2021 Orlando Magic Playoff Lessons: Portland Trail Blazers’ premature exit shows how hard it is to contend
By Dan Bennett
The Portland Trail Blazers are always going to be in contention for a playoff spot so long as they have Damian Lillard around. That is what having a superstar does for your team.
So it was no real surprise to see the Blazers secure the sixth seed in a packed Western Conference where a New Orleans Pelicans team with Zion Williamson and Brandon Ingram and a Golden State Warriors side led by an all-time great in Stephen Curry missed out completely.
But even that was not enough. The Blazers were not satisfied with their first-round series loss, their fifth first-round exit in the last eight years (all with playoff appearances). When a team has a superstar, they demand a bit more.
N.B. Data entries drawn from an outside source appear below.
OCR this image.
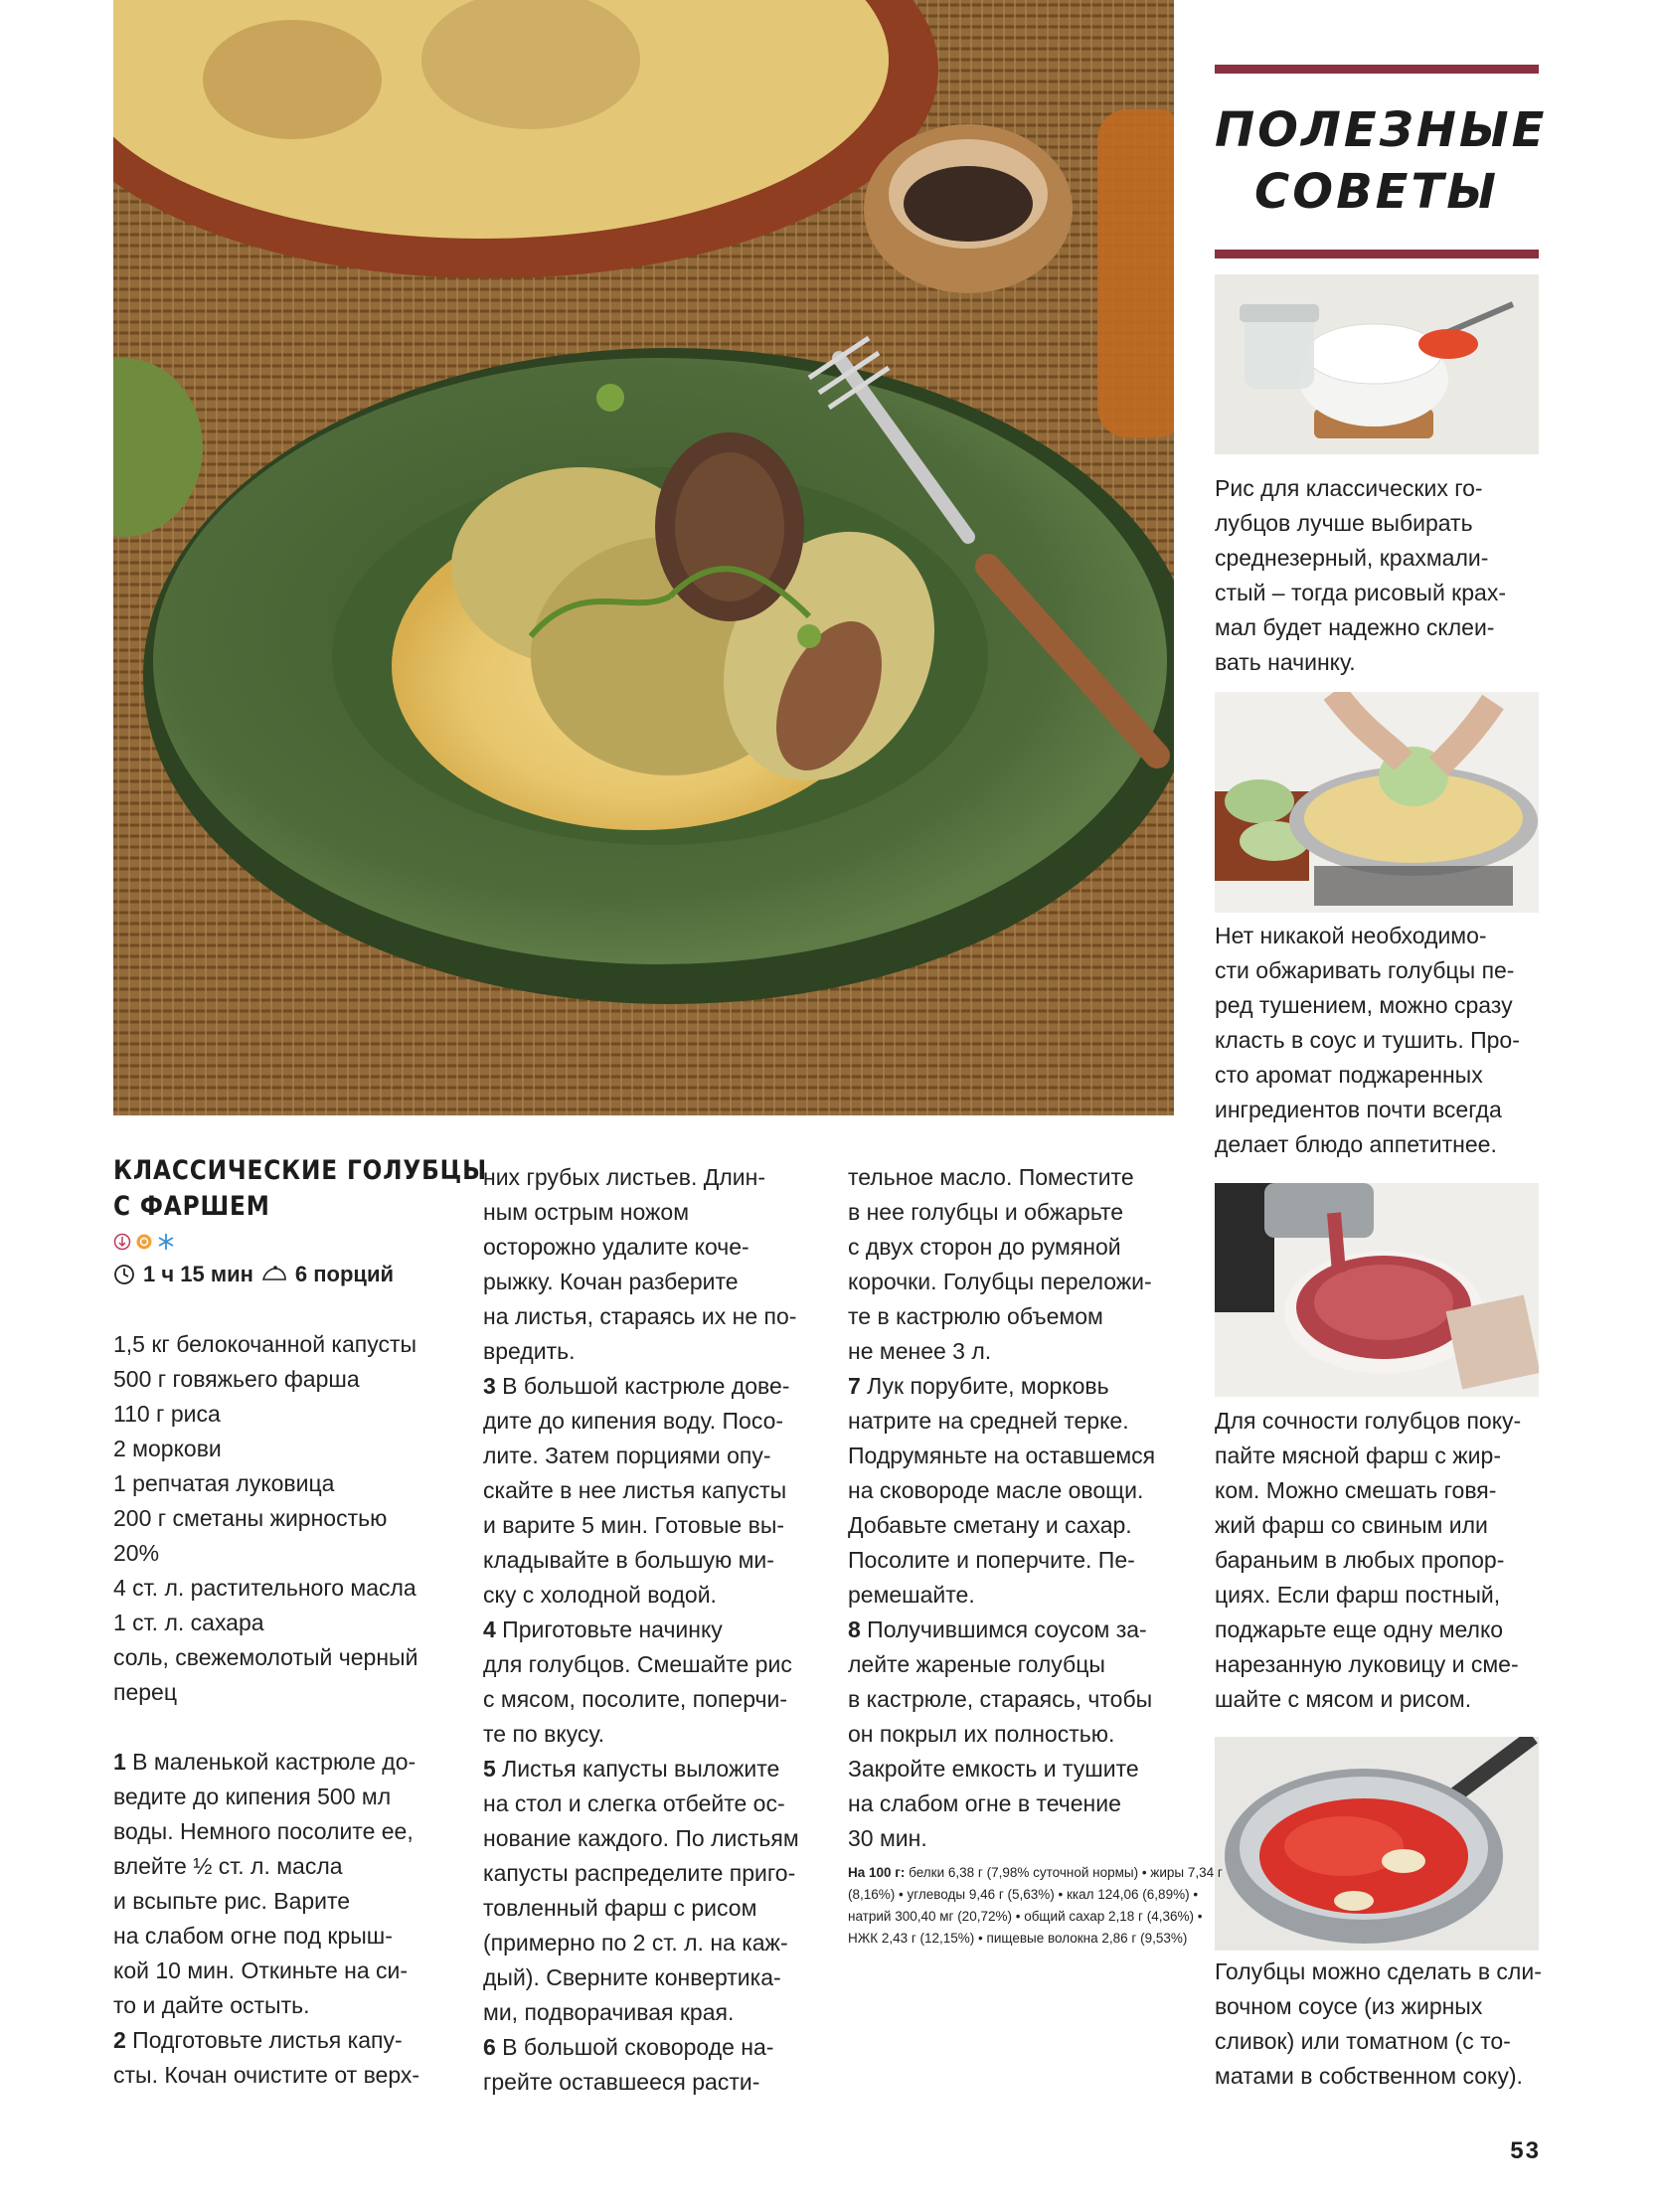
ПОЛЕЗНЫЕ
СОВЕТЫ
Рис для классических го-
лубцов лучше выбирать
среднезерный, крахмали-
стый – тогда рисовый крах-
мал будет надежно склеи-
вать начинку.
Нет никакой необходимо-
сти обжаривать голубцы пе-
ред тушением, можно сразу
класть в соус и тушить. Про-
сто аромат поджаренных
ингредиентов почти всегда
делает блюдо аппетитнее.
Для сочности голубцов поку-
пайте мясной фарш с жир-
ком. Можно смешать говя-
жий фарш со свиным или
бараньим в любых пропор-
циях. Если фарш постный,
поджарьте еще одну мелко
нарезанную луковицу и сме-
шайте с мясом и рисом.
Голубцы можно сделать в сли-
вочном соусе (из жирных
сливок) или томатном (с то-
матами в собственном соку).
КЛАССИЧЕСКИЕ ГОЛУБЦЫ
С ФАРШЕМ
1 ч 15 мин 6 порций
1,5 кг белокочанной капусты
500 г говяжьего фарша
110 г риса
2 моркови
1 репчатая луковица
200 г сметаны жирностью
20%
4 ст. л. растительного масла
1 ст. л. сахара
соль, свежемолотый черный
перец
1 В маленькой кастрюле до-
ведите до кипения 500 мл
воды. Немного посолите ее,
влейте ½ ст. л. масла
и всыпьте рис. Варите
на слабом огне под крыш-
кой 10 мин. Откиньте на си-
то и дайте остыть.
2 Подготовьте листья капу-
сты. Кочан очистите от верх-
них грубых листьев. Длин-
ным острым ножом
осторожно удалите коче-
рыжку. Кочан разберите
на листья, стараясь их не по-
вредить.
3 В большой кастрюле дове-
дите до кипения воду. Посо-
лите. Затем порциями опу-
скайте в нее листья капусты
и варите 5 мин. Готовые вы-
кладывайте в большую ми-
ску с холодной водой.
4 Приготовьте начинку
для голубцов. Смешайте рис
с мясом, посолите, поперчи-
те по вкусу.
5 Листья капусты выложите
на стол и слегка отбейте ос-
нование каждого. По листьям
капусты распределите приго-
товленный фарш с рисом
(примерно по 2 ст. л. на каж-
дый). Сверните конвертика-
ми, подворачивая края.
6 В большой сковороде на-
грейте оставшееся расти-
тельное масло. Поместите
в нее голубцы и обжарьте
с двух сторон до румяной
корочки. Голубцы переложи-
те в кастрюлю объемом
не менее 3 л.
7 Лук порубите, морковь
натрите на средней терке.
Подрумяньте на оставшемся
на сковороде масле овощи.
Добавьте сметану и сахар.
Посолите и поперчите. Пе-
ремешайте.
8 Получившимся соусом за-
лейте жареные голубцы
в кастрюле, стараясь, чтобы
он покрыл их полностью.
Закройте емкость и тушите
на слабом огне в течение
30 мин.
На 100 г: белки 6,38 г (7,98% суточной нормы) • жиры 7,34 г
(8,16%) • углеводы 9,46 г (5,63%) • ккал 124,06 (6,89%) •
натрий 300,40 мг (20,72%) • общий сахар 2,18 г (4,36%) •
НЖК 2,43 г (12,15%) • пищевые волокна 2,86 г (9,53%)
53
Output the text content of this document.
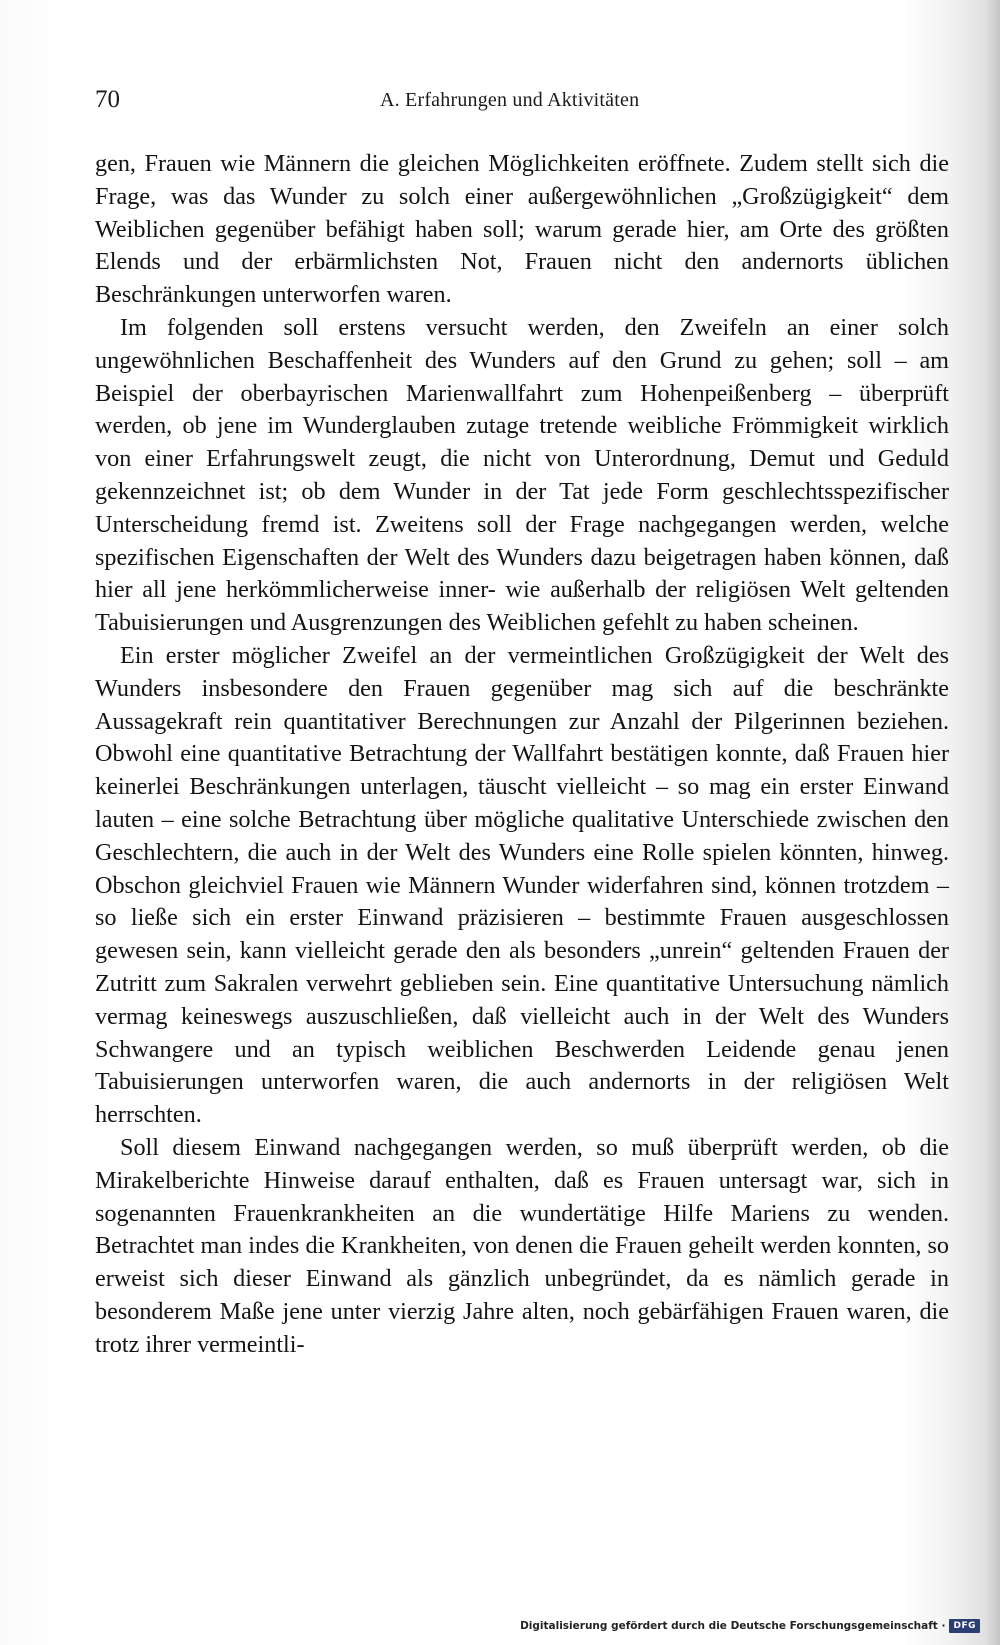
70	A. Erfahrungen und Aktivitäten

gen, Frauen wie Männern die gleichen Möglichkeiten eröffnete. Zudem stellt sich die Frage, was das Wunder zu solch einer außergewöhnlichen „Großzügigkeit“ dem Weiblichen gegenüber befähigt haben soll; warum gerade hier, am Orte des größten Elends und der erbärmlichsten Not, Frauen nicht den andernorts üblichen Beschränkungen unterworfen waren.

Im folgenden soll erstens versucht werden, den Zweifeln an einer solch ungewöhnlichen Beschaffenheit des Wunders auf den Grund zu gehen; soll – am Beispiel der oberbayrischen Marienwallfahrt zum Hohenpeißenberg – überprüft werden, ob jene im Wunderglauben zutage tretende weibliche Frömmigkeit wirklich von einer Erfahrungswelt zeugt, die nicht von Unterordnung, Demut und Geduld gekennzeichnet ist; ob dem Wunder in der Tat jede Form geschlechtsspezifischer Unterscheidung fremd ist. Zweitens soll der Frage nachgegangen werden, welche spezifischen Eigenschaften der Welt des Wunders dazu beigetragen haben können, daß hier all jene herkömmlicherweise inner- wie außerhalb der religiösen Welt geltenden Tabuisierungen und Ausgrenzungen des Weiblichen gefehlt zu haben scheinen.

Ein erster möglicher Zweifel an der vermeintlichen Großzügigkeit der Welt des Wunders insbesondere den Frauen gegenüber mag sich auf die beschränkte Aussagekraft rein quantitativer Berechnungen zur Anzahl der Pilgerinnen beziehen. Obwohl eine quantitative Betrachtung der Wallfahrt bestätigen konnte, daß Frauen hier keinerlei Beschränkungen unterlagen, täuscht vielleicht – so mag ein erster Einwand lauten – eine solche Betrachtung über mögliche qualitative Unterschiede zwischen den Geschlechtern, die auch in der Welt des Wunders eine Rolle spielen könnten, hinweg. Obschon gleichviel Frauen wie Männern Wunder widerfahren sind, können trotzdem – so ließe sich ein erster Einwand präzisieren – bestimmte Frauen ausgeschlossen gewesen sein, kann vielleicht gerade den als besonders „unrein“ geltenden Frauen der Zutritt zum Sakralen verwehrt geblieben sein. Eine quantitative Untersuchung nämlich vermag keineswegs auszuschließen, daß vielleicht auch in der Welt des Wunders Schwangere und an typisch weiblichen Beschwerden Leidende genau jenen Tabuisierungen unterworfen waren, die auch andernorts in der religiösen Welt herrschten.

Soll diesem Einwand nachgegangen werden, so muß überprüft werden, ob die Mirakelberichte Hinweise darauf enthalten, daß es Frauen untersagt war, sich in sogenannten Frauenkrankheiten an die wundertätige Hilfe Mariens zu wenden. Betrachtet man indes die Krankheiten, von denen die Frauen geheilt werden konnten, so erweist sich dieser Einwand als gänzlich unbegründet, da es nämlich gerade in besonderem Maße jene unter vierzig Jahre alten, noch gebärfähigen Frauen waren, die trotz ihrer vermeintli-

Digitalisierung gefördert durch die Deutsche Forschungsgemeinschaft · DFG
So Portland is seeking a better coach, parting with Terry Stotts after nine seasons. They simply want more. They want to be better.
The Orlando Magic are not there yet, but they might be again soon, even if the outlook is far from perfect right now. And they too will feel the pressure to get better and constantly move forward.
The Orlando Magic have a long way to go to get where the Portland Trail Blazers are. But with a superstar on the roster, the Blazers show that stagnation is never good enough.
Portland was far from a perfect team this year. Two years removed from making the Western Conference Finals, the Blazers stagnated. They could not get back there and they regressed in important ways as they struggled to put a roster together to lift their loyal star Lillard beyond first-round scraps.
Portland made the playoffs and remained a threat this season despite having one of the worst defenses in the NBA during the regular season, ranking an appalling second from bottom for defensive rating at 115.3 points per 100 possessions. The only team worse was the Sacramento Kings.
Drawing the Denver Nuggets in the first round was just about the best Portland could have hoped for. With no Jamal Murray, the Nuggets were a severely weakened side despite MVP Nikola Jokic playing at an absurd level in his absence and Michael Porter taking a leap.
But once again, the Trail Blazers could not strike the right balance and were eliminated in a six-game series against a superior Nuggets team. The Blazers saw a 14-point lead at home in the second half of Game 6 evaporate and their season was done.
That is despite Lillard doing all he could to push his team to the conference semis, having one of the all-time great playoff performances in Game 5. Lillard averaged 34.3 points per game on 59.3-percent effective field goal percentage. And it was not enough.
The kind of turmoil the Blazers have been in this offseason might raise trade whispers for their superstar player. But Lillard is built different. And so Portland is asking itself how to reload again.
This has been the dilemma for the Blazers for some time. Just what do you do when you have one of the greatest point guards to ever play the game on a hefty salary with limited room to re-jig the roster around him?
It is not a problem the Magic have had for some time, and may not anytime soon either after falling to a disappointing fifth in the NBA Draft. But someday, hopefully, they will do once again.
Portland Trail Blazers
A star — an elite NBA talent or All-Star — is not enough to win. An MVP-caliber season is not enough if the other pieces are in place. Lillard was not enough to topple an undermanned Nuggets team on his own. Lillard carried the team far but he needs more. Far more, it seems, than just a new coach.
Portland’s inability to even make a Finals with Lillard should serve as a harsh reminder of just how difficult it is to get your star the right team around him.
The Blazers do not have bad players, though. C.J. McCollum is a fine scorer, averaging 23.1 points per game this season. Jusuf Nurkic when healthy is a defensive problem for opponents. And Norman Powell is a solid two-way guard with the ability to go on great scoring runs.
But still, it was not enough. And it ultimately cost rumored Magic head coaching candidate Terry Stotts his job. Even though there is some excellent talent around Lillard, the fit just was not right and the woeful defensive signs were there all season to signal that this would end in disappointment again.
The Atlanta Hawks are currently finding out where a team that fits together well gets you. They have built a team and drafted around Trae Young. It is what the New Orleans Pelicans must do now around Zion Williamson, even if it means taking a player in the draft that can help out more now but has lower upside.
And it is what the Magic will have to consider when that star player eventually does come along again. Whoever he might be.
Portland has fallen desperately short in the draft. They have used their picks in trades or have taken players who do not make a ton of sense around Lillard. And it has proven costly.
The Magic are craving a player like Lillard. Everyone is. But Orlando especially has long needed that star player to build around.
Should Jeff Weltman draft a gem this year, or should someone like Cole Anthony or Jonathan Isaac take a significant leap forward, Portland’s struggles should emphasise the need to act confidently and make necessary sacrifices to better accommodate your star.
The message from Portland’s playoff exit is clear for Orlando: Make the most of your star player, when you get one, while you can. Fix what needs fixing, even if that means trading away a player (like McCollum, for example) for someone less talented but a better fit for your team.
There is only so long that title window stays open.